Wall Street ended the week on a sour note Friday, with all three major indexes finishing in the red as investors grew increasingly nervous about Washington's inability to resolve the federal debt ceiling standoff. The S&P 500 shed roughly 37 points to close near 5,821, while the Nasdaq dropped nearly 1% as rate-sensitive growth stocks felt the most pressure. The Dow slipped under 42,000, erasing gains made earlier in the week.
Treasury yields climbed throughout the session, with the 10-year note pushing back toward 4.65%, a move that rattled equity markets broadly. Gold continued its ascent, touching $3,318 per ounce as nervous investors piled into safe-haven assets. Oil held relatively steady at $74.20 a barrel amid mixed signals from OPEC+ and a modest uptick in U.S. rig counts.
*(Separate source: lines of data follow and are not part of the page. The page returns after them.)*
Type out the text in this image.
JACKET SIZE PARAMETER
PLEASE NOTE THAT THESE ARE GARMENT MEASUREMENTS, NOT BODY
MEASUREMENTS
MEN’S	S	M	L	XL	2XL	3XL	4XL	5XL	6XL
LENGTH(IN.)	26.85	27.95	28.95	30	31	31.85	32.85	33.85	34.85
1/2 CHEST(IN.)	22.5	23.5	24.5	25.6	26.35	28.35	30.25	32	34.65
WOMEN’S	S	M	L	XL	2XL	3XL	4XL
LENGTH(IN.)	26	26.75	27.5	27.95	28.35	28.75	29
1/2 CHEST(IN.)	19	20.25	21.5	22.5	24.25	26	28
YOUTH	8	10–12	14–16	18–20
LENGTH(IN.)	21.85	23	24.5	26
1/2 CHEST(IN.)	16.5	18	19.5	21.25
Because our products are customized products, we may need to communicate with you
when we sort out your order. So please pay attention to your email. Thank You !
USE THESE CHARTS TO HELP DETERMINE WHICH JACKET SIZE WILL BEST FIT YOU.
The bright spot of the day was Nvidia, which bucked the broader selloff and gained 2.7% after multiple Wall Street desks raised their price targets ahead of the chipmaker's quarterly results next week. AI infrastructure spending remains a powerful tailwind the market keeps returning to, even on down days.
The VIX climbed to 19.4, its highest close in two weeks, signaling that options traders are bracing for near-term volatility. With a holiday-shortened calendar ahead and debt ceiling talks showing little progress, the path of least resistance may remain choppy.